Security Round Table – Episode 3 – Liability for Vulnerabilities and Responsible Reporting
I am excited to present to you the SRT’s third episode. The goal of these podcasts is simple: bring together podcasters and occassional guests to discuss important security topics. This episode had some great (read: diverse) representation as we tackled the issue of who should be responsible for vulnerable code and “good practices” around notification, patching and the like.
This podcast went a bit longer than planned, and I suspect we could have kept talking all night long! I personally learned quite a bit and enjoyed the opportunity to explore some of these issues and hear different perspectives. I hope you enjoy it too!
Joining us on this effort was:
Martin McKeay (The Network Security Podcast)
Paul Asadoorian (Pauldotcom Security Weekly)
Jamal Khan (Hdaar Security Radio)
Alan Shimel (Still Secure, After All These Years)
Ron Woerner (Security Catalyst Contributor)
Ideas? Comments? Suggestions? securitycatalyst@gmail.com
Michael (The Security Catalyst)
I have enjoyed listening to your discussion on whether and when to disclose vulnerabilities to the public. I recommend the article “Is finding security holes a good idea?” by Eric Rescorla. He is taking an objective take on the issue looking at a cost analysis of the different scenarios.
I know that roundtables can be difficult but some of the rants were very biased. It’s the old school, if you defend Microsoft, you’re not a true techy. You can love *nix and appreciate what Microsoft does. For example, look at McAfee. In Feburary, they discovered and patched a vulnerability in EPO. Last month, a third party finds the hole and announces it. This requires McAfee to scramble for press releases to get the word out.

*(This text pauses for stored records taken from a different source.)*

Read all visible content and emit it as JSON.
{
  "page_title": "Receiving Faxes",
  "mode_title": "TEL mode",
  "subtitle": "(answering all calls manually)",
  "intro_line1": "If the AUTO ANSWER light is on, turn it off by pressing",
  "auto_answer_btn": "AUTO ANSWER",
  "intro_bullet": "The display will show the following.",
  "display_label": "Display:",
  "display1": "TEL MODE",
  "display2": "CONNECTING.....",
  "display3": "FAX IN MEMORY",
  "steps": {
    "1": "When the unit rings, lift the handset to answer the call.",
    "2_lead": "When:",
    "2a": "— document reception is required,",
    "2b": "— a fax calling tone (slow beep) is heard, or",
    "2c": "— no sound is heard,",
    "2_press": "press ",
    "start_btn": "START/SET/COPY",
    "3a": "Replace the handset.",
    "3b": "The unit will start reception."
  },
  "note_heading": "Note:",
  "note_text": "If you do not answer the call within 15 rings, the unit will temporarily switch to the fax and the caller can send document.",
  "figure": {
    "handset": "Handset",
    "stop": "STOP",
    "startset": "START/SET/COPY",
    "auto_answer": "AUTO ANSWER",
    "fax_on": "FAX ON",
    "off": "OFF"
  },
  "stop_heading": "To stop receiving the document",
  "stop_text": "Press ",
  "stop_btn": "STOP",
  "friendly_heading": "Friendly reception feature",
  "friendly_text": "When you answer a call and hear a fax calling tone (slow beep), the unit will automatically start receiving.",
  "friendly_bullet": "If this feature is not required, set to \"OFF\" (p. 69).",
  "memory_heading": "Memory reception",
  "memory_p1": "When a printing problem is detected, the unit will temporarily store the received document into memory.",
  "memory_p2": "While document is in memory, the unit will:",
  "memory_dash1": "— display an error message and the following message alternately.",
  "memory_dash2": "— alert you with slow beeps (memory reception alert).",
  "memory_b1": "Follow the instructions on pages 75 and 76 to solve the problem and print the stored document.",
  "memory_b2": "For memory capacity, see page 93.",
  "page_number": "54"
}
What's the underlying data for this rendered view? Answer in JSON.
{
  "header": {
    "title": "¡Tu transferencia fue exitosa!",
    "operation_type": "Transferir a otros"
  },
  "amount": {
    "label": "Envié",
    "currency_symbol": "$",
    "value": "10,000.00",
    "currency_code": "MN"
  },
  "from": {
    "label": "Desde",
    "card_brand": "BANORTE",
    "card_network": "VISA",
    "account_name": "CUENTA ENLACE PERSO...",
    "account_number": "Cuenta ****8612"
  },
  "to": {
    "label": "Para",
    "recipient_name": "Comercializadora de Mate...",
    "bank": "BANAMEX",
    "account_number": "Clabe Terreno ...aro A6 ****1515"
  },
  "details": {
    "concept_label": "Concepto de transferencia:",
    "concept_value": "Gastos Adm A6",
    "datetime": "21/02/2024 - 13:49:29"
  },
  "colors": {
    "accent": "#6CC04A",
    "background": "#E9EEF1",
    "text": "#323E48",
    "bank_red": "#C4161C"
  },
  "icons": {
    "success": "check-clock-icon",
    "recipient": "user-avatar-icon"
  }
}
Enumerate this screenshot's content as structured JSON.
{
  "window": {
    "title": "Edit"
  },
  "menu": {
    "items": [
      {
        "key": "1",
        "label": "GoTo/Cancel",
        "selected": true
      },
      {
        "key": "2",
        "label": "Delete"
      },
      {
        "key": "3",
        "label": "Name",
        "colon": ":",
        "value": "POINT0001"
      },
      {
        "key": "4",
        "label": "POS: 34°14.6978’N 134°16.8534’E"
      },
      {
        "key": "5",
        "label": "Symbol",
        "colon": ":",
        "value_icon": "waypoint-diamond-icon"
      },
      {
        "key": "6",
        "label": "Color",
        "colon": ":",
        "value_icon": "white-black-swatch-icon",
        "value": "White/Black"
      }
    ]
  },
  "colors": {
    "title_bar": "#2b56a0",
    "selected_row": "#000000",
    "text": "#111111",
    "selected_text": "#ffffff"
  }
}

A regular update cycle could of helped remedy this.
Imagine how much better Linux would be if a regular release schedule was available?

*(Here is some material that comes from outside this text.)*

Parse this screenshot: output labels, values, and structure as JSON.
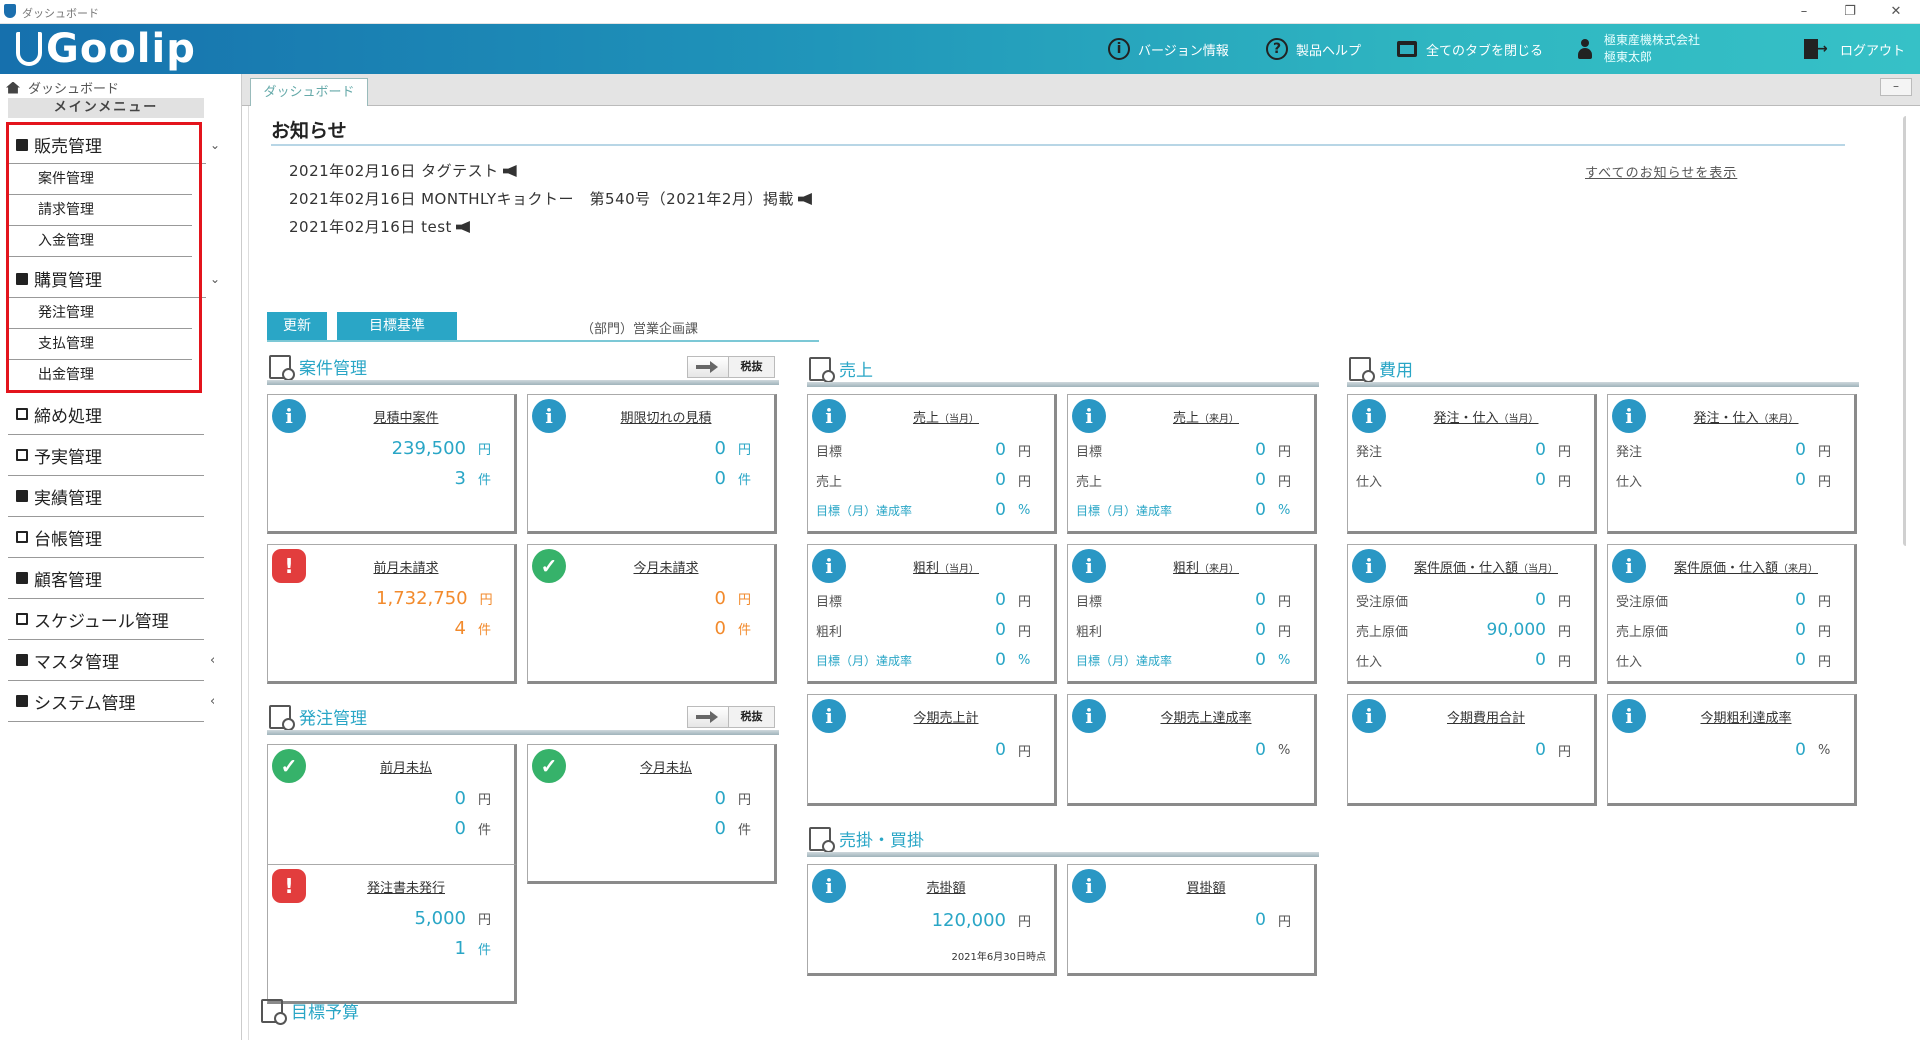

Overall you guys are doing well, I just get the idea that Martin is about 80% B.S. and 20% in over his head. Just my opinion…
I’m not sure if my last post went through.
I enjoyed the podcast but am getting kind of sick of people not being able to lose their objectivity. They have such a built in hatred for Microsoft that they can’t recognize where they were and where they are. The old-school, if you don’t wet yourself when you hear *nix, is really short-sighted. The fact is Microsoft is here to stay. Their patch schedule is a great idea and is saving enterprises lots of money and allowing them to better calculate risk.
As Alan said, on a vulnerabilities to user ratio, Microsoft is a better solution for most. The OS is easier to patch and not that bad. I will always have an affinity for my *nix flavors, but I know my endusers and CEO will always make me have to support Microsoft. With that being said, I think that with it being a necessary evil, it’s good to have a reliable patch schedule.
Also as far as the format goes, I really enjoyed a lot of what everyone had to say, with the exception of Martin. He is a bit long winded and doesn’t really offer anything new or relevant to the conversation. He’s about 80% B.S. and 20% over his head.